The DMCA has been used to prohibit free software for a narrow range of jobs which are, however, important to many users, such as reading an e-book or playing a DVD movie. Software patents, monopolies covering ideas that can be used in software, can prohibit free software in all areas. The proposed SSSCA, designed to ban all software inconvenient that the movie companies find inconvenient, could do even more harm.
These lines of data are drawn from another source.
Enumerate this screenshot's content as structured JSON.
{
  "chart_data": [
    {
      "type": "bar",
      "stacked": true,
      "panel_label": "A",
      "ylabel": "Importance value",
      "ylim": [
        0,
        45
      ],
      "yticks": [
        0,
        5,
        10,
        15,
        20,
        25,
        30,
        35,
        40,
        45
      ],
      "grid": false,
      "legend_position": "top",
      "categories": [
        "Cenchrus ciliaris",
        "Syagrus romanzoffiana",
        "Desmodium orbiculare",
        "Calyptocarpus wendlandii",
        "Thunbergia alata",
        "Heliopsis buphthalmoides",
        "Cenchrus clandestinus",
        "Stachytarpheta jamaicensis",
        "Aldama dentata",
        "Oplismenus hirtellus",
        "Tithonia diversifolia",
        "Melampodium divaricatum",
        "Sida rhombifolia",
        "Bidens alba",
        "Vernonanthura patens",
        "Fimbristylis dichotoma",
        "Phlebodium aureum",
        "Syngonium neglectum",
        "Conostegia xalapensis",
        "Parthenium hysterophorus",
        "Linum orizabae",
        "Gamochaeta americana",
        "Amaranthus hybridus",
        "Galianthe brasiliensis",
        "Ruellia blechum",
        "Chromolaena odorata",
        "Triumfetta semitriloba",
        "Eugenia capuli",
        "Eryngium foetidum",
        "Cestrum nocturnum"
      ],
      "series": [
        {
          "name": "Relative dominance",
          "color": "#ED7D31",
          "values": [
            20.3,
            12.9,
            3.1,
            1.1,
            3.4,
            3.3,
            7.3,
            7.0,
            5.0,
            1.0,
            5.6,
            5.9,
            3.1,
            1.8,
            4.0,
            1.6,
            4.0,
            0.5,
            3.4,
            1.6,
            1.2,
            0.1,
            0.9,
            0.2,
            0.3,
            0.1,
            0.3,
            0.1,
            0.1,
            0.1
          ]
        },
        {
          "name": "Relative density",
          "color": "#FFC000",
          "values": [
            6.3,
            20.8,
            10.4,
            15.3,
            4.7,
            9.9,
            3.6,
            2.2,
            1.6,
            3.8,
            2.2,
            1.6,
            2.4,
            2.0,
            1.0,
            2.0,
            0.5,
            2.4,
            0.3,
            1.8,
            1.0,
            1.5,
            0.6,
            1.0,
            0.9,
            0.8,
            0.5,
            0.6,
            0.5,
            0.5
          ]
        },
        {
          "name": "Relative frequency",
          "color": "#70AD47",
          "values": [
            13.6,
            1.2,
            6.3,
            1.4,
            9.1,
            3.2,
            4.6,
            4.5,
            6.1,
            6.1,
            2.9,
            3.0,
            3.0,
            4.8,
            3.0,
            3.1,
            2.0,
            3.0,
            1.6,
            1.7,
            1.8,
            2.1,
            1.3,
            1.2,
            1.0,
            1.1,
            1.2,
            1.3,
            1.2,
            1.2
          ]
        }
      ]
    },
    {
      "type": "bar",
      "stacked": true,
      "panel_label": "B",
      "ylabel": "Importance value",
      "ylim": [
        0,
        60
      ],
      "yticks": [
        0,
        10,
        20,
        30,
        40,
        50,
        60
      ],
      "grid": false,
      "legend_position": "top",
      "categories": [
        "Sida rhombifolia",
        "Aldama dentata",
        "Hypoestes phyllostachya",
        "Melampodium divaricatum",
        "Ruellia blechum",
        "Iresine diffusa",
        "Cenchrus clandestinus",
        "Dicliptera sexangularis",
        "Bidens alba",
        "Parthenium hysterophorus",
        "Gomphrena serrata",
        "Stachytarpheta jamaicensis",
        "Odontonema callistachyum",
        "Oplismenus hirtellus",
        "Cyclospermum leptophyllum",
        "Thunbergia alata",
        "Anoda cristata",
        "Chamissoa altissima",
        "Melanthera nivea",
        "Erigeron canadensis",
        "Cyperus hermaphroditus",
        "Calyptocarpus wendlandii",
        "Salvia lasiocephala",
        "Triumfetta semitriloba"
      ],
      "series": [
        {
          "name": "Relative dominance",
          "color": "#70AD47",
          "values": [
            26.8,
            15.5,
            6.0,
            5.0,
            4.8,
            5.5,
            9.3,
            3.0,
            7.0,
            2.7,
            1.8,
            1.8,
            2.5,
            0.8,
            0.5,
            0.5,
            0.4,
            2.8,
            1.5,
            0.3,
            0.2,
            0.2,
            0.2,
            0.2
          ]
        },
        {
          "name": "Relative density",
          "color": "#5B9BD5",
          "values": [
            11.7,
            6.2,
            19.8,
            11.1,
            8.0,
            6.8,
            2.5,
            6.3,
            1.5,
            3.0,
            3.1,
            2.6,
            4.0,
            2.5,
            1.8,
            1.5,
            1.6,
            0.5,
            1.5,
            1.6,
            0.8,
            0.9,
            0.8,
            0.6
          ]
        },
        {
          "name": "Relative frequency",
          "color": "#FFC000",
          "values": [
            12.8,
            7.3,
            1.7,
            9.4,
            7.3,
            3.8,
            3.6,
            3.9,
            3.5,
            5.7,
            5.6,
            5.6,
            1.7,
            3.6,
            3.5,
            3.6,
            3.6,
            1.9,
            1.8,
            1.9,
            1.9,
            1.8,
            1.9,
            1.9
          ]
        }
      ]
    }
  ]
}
What we need to do about it is organize politically. We must all offer some of our precious time to defend our freedom from the SSSCA, and win back the freedom that the DMCA and software patents took from us. So please help to organize an anti-DMCA anti-SSSCA group in your area. Try to recruit people with experience from other grass-roots campaigns, and listen to their advice. Above all, recognize that this is more important than whatever technical job you are employed to do today. See digitalspeech.org for discussion groups and other information useful for organizing an effort in your area.

At a deeper level, though, the biggest threat to the future of free software is the idea that non-free software is acceptable. When people adopt that view, it saps their determination; they are less likely to make an effort to protect and extend free software. This weakens our abiity to resist any external threat or solve any difficult problem.